UK mulls next move on mobile termination rates

The UK’s regulator, Ofcom, has published a review of how to regulate mobile termination rates from 2011, when the current regime ends, to 2015.

Ed Richards, CEO, Ofcom, stated, “The role of termination rates in mobile services has attracted enormous controversy. That is why we are determined to examine them from first principles. This consultation gives consumers and industry an opportunity to debate the fundamental questions.”

3, the UK’s smallest operator in terms of subscribers, is launching a campaign later today to publicise and explain the issue to consumers, spearheaded by CEO Kevin Russell. A spokesperson wouldn’t give details, but said it will emphasise how the current regime is anti-competitive because termination rates leave limited room for manoeuvre on price and bundling, and bears no relation to the cost involved in terminating calls.

3 has campaigned long and hard for a more dramatic reduction in termination fees on the grounds that it pays a disproportionate amount to other network operators for terminating calls that originated on its network. Last summer Russell gave evidence on the subject to the Competition Commission.

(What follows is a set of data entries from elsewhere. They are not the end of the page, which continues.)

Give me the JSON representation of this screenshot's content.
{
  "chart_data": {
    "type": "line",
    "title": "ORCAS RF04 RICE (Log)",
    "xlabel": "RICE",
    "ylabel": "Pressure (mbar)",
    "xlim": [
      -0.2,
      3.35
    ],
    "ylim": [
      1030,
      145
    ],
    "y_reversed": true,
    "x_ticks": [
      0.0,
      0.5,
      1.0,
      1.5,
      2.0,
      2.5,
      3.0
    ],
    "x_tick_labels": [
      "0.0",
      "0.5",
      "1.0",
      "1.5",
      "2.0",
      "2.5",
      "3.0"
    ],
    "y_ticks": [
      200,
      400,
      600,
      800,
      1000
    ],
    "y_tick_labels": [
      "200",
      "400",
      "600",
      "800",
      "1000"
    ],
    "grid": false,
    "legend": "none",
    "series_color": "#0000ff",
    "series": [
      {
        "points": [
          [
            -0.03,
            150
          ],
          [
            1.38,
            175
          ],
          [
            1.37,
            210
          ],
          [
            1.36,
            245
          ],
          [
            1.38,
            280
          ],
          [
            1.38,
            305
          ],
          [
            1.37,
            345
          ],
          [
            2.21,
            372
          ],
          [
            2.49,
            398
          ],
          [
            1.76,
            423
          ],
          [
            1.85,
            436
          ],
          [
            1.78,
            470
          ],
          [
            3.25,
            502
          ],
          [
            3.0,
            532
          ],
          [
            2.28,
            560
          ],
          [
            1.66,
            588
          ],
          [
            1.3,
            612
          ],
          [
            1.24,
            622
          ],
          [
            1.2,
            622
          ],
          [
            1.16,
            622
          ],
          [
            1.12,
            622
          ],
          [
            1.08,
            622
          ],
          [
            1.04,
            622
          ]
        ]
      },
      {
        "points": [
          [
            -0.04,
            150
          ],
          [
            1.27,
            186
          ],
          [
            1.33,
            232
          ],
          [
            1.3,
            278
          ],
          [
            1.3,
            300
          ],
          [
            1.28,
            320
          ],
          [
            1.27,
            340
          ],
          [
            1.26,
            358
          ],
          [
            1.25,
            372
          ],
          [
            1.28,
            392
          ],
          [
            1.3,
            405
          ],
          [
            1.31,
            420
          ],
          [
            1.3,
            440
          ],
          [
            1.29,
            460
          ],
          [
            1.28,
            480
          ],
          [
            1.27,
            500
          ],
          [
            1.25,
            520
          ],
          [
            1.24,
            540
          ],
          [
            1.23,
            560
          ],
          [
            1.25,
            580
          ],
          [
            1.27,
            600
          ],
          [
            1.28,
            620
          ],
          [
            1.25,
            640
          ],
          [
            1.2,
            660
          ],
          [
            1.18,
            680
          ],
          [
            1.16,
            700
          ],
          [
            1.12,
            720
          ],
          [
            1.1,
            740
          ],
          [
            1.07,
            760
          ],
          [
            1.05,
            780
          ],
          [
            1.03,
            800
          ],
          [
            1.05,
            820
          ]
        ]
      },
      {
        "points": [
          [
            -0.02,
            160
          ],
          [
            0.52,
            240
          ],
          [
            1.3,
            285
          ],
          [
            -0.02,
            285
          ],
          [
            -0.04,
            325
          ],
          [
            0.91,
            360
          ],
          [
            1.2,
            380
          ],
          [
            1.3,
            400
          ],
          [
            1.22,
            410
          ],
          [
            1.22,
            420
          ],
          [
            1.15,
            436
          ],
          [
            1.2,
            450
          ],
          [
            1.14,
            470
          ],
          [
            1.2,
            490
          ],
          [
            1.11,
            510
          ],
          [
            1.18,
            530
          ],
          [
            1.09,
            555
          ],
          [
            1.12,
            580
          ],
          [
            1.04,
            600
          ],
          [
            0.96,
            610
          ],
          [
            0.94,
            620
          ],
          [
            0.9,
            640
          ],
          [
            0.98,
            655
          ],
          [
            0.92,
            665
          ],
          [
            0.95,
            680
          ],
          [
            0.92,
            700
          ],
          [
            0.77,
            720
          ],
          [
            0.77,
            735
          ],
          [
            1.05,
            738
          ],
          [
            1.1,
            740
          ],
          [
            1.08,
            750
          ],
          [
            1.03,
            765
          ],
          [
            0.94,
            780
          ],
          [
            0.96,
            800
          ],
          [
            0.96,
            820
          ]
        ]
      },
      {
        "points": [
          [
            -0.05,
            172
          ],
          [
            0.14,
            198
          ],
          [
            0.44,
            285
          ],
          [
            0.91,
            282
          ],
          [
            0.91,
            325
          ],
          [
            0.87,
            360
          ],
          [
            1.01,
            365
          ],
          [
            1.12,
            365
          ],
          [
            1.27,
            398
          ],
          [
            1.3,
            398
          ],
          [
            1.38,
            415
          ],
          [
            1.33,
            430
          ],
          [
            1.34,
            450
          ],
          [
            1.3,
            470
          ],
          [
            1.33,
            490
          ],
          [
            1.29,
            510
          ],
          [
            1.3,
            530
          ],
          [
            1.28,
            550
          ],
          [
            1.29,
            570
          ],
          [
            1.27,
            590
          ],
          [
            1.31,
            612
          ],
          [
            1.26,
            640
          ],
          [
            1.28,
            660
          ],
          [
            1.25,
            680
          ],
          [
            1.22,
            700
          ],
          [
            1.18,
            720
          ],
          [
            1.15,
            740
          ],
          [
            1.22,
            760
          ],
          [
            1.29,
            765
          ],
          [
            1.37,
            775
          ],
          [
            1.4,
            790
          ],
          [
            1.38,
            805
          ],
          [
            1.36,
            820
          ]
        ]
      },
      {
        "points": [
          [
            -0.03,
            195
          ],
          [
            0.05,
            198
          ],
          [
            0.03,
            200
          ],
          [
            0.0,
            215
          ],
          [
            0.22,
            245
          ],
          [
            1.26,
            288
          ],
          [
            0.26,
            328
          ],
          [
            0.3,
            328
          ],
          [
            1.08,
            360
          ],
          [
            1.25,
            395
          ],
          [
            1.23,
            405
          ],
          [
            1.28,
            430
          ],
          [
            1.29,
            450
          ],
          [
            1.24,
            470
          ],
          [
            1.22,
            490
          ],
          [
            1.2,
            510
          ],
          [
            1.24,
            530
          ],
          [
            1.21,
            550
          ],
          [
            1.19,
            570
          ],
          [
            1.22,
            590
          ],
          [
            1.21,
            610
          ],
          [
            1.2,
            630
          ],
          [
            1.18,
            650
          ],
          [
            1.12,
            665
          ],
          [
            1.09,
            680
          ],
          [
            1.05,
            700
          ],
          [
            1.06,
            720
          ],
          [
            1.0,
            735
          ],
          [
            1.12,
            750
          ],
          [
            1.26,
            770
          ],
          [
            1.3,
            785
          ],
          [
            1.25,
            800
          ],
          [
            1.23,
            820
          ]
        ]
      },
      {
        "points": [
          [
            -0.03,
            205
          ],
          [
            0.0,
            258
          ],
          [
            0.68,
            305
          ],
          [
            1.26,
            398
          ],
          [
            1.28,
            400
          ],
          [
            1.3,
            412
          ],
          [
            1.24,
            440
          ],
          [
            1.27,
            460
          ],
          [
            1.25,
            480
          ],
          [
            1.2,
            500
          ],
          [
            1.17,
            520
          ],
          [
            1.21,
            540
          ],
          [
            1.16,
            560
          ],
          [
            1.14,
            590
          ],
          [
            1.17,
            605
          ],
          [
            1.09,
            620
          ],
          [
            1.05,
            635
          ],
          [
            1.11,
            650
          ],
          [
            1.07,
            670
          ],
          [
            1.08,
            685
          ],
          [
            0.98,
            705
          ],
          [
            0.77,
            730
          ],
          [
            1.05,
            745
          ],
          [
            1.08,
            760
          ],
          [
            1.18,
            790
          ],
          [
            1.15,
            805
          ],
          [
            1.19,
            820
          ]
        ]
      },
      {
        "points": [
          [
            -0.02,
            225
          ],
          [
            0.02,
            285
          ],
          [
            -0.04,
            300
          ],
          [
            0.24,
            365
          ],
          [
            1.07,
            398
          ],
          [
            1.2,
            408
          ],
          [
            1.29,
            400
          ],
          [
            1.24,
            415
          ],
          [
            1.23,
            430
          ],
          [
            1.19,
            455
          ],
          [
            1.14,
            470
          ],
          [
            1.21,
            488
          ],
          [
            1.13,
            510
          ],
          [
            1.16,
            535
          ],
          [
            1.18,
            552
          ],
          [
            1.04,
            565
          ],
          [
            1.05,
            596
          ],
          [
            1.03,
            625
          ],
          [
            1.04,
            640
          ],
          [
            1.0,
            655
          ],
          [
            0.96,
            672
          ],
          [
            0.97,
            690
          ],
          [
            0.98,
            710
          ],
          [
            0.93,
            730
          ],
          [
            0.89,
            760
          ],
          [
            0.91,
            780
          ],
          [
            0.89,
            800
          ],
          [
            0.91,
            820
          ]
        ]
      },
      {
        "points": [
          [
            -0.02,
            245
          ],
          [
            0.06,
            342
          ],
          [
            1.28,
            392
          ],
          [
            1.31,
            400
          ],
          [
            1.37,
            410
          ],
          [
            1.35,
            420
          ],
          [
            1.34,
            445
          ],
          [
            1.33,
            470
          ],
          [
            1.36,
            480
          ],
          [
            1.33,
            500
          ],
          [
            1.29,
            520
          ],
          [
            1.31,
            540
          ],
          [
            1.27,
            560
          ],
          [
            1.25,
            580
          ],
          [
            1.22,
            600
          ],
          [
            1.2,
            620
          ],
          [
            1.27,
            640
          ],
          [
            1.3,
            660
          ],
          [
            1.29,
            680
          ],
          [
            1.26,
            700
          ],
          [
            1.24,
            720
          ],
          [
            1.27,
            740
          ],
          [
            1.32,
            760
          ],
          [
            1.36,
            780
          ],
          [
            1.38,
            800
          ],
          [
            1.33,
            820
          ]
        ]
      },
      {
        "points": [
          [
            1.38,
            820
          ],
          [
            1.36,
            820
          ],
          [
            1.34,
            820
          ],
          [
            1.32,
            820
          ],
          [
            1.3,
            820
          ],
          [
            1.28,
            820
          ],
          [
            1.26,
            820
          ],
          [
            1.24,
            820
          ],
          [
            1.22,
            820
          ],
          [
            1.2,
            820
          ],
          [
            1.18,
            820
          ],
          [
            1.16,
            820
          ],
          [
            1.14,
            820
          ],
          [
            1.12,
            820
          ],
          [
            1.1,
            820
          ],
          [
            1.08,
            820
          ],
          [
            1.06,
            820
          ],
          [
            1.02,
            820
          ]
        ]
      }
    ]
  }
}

Ofcom’s consultation sets out six options including maintaining the current system, which has already seen rates come down year on year, to a system where the customer’s own network is responsible for all costs of making and receiving phone calls.

Ofcom says that some of the review’s options are “radical” alternatives to the current arrangements and says most of the options are likely to reduce the termination rates, although it expresses the opinion that the possible outcome of the deregulatory option – whereby termination regulation will be abandoned in favour of a free market option – is “uncertain”.

In 2007 Ofcom set the framework for wholesale termination rates to fall annually until 2011, resulting in them dropping by about a quarter over that period. The review looks at how rates could be set from 2011 to 2015, allowing a consultation period before the current regime expires.